Received 26 January 2014; Accepted 16 February 2014; Published 11 March 2014

Academic Editors: K. Imanaka and M. A. Memon

Copyright © 2014 George Galyfos et al. This is an open access article distributed under the Creative Commons Attribution License, which permits unrestricted use, distribution, and reproduction in any medium, provided the original work is properly cited.

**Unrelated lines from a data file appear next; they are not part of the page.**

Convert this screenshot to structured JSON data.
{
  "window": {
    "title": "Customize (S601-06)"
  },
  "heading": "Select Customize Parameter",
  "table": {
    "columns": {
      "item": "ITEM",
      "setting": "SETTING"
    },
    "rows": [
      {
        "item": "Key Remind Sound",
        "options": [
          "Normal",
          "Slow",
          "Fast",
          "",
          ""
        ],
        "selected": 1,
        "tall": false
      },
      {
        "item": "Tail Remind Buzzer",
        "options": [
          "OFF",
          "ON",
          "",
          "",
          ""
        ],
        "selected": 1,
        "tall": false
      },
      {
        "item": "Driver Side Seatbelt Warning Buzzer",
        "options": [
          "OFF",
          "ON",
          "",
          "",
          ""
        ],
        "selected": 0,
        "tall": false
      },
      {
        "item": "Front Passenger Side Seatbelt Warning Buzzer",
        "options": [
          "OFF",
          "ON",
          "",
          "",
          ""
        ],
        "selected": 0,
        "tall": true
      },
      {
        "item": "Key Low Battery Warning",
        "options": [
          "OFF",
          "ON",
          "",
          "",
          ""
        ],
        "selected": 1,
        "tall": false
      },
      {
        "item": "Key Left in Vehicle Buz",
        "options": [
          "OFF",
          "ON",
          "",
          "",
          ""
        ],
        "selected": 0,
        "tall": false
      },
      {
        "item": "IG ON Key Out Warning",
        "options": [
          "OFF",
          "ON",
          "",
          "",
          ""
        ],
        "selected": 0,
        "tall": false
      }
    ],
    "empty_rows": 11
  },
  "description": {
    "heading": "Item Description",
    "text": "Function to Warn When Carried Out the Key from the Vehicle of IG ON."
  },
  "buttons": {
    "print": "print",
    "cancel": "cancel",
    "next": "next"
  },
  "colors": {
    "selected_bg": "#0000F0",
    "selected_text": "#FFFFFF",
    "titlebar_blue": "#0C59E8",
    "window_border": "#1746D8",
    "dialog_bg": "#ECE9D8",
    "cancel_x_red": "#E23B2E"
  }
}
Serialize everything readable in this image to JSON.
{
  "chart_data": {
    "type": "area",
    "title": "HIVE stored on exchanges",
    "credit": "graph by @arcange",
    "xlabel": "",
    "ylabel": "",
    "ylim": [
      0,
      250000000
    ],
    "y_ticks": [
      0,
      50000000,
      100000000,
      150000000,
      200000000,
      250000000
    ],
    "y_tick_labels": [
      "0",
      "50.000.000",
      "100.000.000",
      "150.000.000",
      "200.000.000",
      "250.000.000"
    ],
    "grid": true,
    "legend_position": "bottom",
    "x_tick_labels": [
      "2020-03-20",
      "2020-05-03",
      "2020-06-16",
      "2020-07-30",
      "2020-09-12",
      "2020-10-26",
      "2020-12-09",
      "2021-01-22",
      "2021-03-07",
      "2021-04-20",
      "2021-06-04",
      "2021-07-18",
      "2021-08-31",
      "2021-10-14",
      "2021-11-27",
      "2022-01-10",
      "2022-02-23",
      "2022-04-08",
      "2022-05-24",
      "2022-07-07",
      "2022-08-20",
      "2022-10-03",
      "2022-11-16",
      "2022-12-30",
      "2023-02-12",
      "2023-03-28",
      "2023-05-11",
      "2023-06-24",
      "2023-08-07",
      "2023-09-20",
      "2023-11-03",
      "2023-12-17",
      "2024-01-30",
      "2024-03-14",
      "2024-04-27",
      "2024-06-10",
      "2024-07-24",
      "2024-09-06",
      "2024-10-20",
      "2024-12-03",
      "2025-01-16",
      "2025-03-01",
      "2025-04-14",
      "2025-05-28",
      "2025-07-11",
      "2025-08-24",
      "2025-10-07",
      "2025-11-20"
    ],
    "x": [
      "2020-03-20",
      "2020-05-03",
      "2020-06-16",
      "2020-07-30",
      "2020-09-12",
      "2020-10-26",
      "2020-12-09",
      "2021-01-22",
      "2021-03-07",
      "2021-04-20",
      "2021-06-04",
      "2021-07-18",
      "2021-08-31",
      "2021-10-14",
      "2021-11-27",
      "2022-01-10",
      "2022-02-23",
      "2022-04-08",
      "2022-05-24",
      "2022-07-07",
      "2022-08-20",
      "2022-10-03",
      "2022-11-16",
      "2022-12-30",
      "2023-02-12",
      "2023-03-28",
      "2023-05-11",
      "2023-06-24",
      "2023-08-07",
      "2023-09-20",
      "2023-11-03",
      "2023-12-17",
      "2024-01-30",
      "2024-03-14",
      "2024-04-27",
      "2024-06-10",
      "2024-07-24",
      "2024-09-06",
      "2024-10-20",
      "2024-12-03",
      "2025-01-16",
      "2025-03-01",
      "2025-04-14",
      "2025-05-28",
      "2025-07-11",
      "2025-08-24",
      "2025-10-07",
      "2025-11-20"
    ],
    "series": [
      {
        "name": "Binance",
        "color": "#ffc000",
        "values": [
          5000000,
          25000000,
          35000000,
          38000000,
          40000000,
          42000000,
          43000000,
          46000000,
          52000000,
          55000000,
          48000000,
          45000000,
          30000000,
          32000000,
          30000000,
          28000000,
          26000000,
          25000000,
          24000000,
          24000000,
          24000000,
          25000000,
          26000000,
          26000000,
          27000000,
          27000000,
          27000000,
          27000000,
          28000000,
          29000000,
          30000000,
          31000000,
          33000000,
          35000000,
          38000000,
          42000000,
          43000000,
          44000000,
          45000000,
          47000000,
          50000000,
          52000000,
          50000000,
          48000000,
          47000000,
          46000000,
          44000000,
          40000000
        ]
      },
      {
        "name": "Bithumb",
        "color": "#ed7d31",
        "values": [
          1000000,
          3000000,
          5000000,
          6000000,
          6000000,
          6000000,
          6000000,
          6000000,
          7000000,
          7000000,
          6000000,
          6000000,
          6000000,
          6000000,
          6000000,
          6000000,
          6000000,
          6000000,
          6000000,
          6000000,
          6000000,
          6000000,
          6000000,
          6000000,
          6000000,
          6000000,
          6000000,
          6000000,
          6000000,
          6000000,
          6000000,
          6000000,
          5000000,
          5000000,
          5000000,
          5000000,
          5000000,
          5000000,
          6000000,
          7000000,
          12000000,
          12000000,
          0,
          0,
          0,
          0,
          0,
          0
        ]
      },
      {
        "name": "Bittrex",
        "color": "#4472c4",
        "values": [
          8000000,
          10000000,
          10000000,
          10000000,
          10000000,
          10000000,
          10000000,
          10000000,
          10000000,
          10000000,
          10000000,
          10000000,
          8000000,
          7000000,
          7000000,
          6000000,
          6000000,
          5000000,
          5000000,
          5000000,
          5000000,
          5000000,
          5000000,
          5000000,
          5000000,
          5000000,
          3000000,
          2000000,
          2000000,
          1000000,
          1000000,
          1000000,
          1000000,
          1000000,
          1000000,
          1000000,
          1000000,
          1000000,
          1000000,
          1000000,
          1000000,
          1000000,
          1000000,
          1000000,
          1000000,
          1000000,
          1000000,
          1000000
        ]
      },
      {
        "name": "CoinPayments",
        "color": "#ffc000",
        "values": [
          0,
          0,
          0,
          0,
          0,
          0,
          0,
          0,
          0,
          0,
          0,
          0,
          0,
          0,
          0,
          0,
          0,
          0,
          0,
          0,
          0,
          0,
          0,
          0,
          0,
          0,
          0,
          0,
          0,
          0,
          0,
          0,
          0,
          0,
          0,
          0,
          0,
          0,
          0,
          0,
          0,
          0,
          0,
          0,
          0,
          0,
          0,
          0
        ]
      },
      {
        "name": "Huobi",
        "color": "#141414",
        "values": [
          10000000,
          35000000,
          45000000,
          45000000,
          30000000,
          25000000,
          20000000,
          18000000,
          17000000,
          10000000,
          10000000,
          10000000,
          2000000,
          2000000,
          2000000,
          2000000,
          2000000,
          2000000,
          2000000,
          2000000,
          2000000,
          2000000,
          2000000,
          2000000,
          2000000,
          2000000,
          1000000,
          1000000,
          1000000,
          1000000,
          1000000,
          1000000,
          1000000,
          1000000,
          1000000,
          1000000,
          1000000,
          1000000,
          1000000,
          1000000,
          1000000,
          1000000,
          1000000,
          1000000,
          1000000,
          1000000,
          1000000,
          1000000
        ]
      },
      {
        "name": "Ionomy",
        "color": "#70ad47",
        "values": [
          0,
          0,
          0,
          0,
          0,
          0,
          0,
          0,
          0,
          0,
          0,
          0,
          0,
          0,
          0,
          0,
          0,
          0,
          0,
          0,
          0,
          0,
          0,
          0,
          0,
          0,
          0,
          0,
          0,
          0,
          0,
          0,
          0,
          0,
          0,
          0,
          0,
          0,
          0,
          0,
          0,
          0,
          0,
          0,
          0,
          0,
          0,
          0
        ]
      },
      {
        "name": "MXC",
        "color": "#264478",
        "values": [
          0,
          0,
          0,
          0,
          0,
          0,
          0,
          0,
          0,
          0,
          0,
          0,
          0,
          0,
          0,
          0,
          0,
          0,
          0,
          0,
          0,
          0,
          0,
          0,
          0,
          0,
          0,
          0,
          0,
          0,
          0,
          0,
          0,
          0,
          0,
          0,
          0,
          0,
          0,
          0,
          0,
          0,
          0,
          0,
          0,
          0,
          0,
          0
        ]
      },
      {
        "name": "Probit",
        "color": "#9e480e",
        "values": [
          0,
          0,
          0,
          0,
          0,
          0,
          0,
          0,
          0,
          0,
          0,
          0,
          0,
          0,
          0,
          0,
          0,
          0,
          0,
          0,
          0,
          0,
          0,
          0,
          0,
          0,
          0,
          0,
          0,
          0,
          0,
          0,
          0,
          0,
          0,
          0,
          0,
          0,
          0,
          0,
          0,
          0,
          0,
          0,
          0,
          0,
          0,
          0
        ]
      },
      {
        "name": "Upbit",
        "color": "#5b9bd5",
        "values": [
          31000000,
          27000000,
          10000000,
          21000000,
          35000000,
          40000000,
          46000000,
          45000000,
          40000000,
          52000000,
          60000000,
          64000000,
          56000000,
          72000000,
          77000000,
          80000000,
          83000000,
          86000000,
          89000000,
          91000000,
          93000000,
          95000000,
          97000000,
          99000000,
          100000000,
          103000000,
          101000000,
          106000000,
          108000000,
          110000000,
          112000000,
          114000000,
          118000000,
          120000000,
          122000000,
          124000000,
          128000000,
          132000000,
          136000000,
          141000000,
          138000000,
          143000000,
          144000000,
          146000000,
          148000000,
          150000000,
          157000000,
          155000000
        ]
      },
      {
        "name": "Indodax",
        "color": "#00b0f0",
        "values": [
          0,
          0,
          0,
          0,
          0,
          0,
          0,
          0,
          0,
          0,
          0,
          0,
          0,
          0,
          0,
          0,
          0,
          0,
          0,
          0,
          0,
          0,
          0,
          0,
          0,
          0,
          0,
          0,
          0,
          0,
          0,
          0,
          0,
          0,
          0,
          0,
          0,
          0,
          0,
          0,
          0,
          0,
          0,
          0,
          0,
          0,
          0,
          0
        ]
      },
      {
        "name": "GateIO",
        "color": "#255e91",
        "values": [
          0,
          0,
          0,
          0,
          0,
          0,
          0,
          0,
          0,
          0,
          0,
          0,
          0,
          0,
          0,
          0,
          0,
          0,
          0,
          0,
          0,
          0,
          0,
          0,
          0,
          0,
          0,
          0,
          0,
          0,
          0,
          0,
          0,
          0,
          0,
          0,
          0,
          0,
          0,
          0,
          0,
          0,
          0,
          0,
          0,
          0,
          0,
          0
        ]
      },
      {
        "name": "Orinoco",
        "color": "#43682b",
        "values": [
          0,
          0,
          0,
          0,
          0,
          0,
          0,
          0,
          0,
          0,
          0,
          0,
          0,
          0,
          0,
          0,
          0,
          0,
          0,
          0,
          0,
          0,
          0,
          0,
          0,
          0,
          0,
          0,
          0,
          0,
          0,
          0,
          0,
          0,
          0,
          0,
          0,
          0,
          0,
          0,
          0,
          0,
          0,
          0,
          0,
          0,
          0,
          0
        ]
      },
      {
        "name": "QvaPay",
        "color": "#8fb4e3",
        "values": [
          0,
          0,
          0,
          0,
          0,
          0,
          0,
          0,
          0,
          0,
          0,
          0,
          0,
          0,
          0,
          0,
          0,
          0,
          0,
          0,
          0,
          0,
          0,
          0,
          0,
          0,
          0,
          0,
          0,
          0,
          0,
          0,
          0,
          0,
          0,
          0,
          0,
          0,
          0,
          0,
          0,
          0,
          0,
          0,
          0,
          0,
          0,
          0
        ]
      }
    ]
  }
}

Spontaneous rectus sheath hematoma (SRSH) is an uncommon medical emergency in the elderly. We present a case of SRSH with an atypical clinical presentation and discuss literature regarding diagnosis and proper management. A 75-year-old female patient was transferred to the emergency department due to acute dyspnoea and confusion. Her medical history revealed a viral infection of the upper respiratory tract, and no coughing or use of anticoagulants. The clinical examination showed tenderness of the left lower abdomen, although palpation was misleading due to patient’s obesity. Laboratory investigations showed light anaemia. Ultrasonography and computed tomography revealed a large rectus sheath hematoma of the left abdominal wall. Despite further deterioration of the patient, conservative management including bed rest, fluid replacement, blood products transfusion, and proper analgesia was successful. No surgical intervention was needed. Prompt diagnosis and management of SRSH plays significant role in the prognosis, especially in elder patients. Independently of size and severity, conservative management remains the first therapeutic choice. Only by failure of supportive management, progressive and large hematoma or uncontrollable hemodynamic patients, interventional management including surgery or less invasive newer techniques is indicated.